I hate work dreams. I hate them because I am good at making sandwiches, great at them. It's not very stressful. So I feel like my subconscious is playing undeserved tricks on me when I have to suffer gastronomic nightmares, especially when it had been years since I last hung up my apron and headed towards the bright lights of the city and the intellectual challenges of university study.

I did actually find myself using my sandwich skills at Uni. During late nights of editing the student magazine I'd play hostess and sculpture energy-boosting sandwiches for my fellow editors using delicious ingredients procured from one of the nearby yuppie delicatessens: Rose Humous, Organic Cucumber and Parma Ham, Baba Ganoush, Feta and Chilli Olives. I honestly thought my sandwich-making career was over, this was just extra-curricular. How wrong I was.

I have re-entered the field with trepidation; but a girl's gotta do what a girl's gotta do. It's nice to have a change of track, a break from the paper-based stresses of desk-work and studying simultaneously as I did for most of the last two years. But it feels somewhat anti-climatic. It's hard to be pleased about moving home and going back into fast food catering, even if the ingredients are organic, locally sourced and by all accounts gourmet.

I don't want to sound like a snob, because I'm really not, but although I'm now working in a completely different kind of establishment, a fine-dining equivalent of the sandwich world, it's not exactly what I had in mind after six years of further education.

An old friend of mine recently popped into the charity bookshop to say hi and I told her about the new job. "I'm moving up in the world, I really am", I joked.
"But you are! Their sandwiches are so nice."
She was being honest, but I still felt slightly insignificant. My friend knew exactly what she wanted to do when we were still at high school, and now she's achieved her goal, loves it, and is about to buy a house.

And I'm back to living with my parents and still making sandwiches. The reality stung me hard.

But this is how reality works.

How could I be jealous of my friend having achieved her goal when I had no clear goal to achieve? This isn't what I had in mind after six years of education, because to my discredit, I didn't know what I had in mind. It's taken those six years to build up a respectable CV and to decide what I want to do. This last month hasn't just been about lol scumming.
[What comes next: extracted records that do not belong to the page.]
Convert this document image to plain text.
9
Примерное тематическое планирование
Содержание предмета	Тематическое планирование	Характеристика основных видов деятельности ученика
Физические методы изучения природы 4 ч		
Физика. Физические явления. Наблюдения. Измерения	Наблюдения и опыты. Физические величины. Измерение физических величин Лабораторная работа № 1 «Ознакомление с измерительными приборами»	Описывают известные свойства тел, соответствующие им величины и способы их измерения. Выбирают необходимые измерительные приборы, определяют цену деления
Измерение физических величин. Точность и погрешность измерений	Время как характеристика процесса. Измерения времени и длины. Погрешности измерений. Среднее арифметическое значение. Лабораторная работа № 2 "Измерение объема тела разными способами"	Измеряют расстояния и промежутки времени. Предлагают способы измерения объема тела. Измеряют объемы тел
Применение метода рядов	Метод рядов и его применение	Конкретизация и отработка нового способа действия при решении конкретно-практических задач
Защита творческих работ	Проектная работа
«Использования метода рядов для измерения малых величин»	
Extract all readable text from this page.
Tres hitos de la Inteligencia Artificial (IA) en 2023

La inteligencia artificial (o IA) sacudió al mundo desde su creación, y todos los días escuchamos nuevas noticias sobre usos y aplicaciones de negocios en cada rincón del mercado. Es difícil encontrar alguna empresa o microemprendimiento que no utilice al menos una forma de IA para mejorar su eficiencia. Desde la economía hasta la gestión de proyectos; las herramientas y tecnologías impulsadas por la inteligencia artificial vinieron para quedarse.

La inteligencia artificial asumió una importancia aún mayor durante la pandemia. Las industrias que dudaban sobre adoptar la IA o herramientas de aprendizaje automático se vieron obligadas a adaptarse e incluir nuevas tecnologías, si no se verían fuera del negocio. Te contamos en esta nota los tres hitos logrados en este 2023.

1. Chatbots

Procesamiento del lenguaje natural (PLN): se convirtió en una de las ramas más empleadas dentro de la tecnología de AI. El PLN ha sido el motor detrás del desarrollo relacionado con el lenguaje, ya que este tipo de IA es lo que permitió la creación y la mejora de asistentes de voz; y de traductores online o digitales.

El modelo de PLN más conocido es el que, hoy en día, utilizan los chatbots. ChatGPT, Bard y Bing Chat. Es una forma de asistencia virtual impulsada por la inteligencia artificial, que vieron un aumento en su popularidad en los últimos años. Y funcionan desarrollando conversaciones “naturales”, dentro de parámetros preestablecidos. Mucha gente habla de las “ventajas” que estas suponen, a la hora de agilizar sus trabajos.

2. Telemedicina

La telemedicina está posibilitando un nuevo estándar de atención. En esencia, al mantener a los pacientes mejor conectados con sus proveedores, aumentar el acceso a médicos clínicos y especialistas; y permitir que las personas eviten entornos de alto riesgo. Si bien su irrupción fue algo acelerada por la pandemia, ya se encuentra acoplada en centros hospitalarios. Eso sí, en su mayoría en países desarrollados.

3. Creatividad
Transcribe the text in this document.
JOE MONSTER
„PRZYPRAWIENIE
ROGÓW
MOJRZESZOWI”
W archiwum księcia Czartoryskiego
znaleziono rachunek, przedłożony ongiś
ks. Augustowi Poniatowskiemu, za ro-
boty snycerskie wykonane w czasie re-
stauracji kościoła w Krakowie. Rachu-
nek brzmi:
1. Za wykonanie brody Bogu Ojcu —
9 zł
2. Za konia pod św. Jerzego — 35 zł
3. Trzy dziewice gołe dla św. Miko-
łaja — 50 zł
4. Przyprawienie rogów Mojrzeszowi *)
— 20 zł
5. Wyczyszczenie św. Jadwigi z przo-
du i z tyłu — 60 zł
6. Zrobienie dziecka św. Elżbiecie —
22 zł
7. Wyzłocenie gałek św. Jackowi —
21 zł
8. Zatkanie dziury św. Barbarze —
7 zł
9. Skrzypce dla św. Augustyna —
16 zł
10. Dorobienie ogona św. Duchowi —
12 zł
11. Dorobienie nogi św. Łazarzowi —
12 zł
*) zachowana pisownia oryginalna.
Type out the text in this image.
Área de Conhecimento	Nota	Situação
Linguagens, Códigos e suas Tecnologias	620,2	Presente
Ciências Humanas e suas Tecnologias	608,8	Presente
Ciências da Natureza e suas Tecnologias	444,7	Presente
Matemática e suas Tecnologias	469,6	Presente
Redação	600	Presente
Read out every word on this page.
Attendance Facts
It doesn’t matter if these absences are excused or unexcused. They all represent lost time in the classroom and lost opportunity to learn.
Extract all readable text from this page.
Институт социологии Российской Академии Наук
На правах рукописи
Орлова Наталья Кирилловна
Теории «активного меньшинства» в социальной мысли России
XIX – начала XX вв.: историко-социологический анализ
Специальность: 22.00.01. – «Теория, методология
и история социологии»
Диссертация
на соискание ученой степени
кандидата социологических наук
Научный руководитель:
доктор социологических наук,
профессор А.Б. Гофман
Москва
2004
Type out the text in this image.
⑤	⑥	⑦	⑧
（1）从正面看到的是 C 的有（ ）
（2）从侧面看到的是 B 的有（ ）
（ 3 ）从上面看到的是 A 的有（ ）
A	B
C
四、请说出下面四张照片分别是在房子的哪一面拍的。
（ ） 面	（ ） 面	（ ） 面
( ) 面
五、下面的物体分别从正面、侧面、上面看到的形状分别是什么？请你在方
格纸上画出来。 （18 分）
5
It's been about working out my next step. Now I have my degrees, two (and a bit) foreign languages, a great work history... and a goal.

So the dream is to pay off debt, and get enough money together for (another) internship, one that's related to my chosen career. You gotta have a dream, they say. And it's true, sandwiches or no sandwiches.

But when the work dreams return, I'm out of there.

1 comment:

  1. You never made me any magazine-based sandwiches. I feel left out now.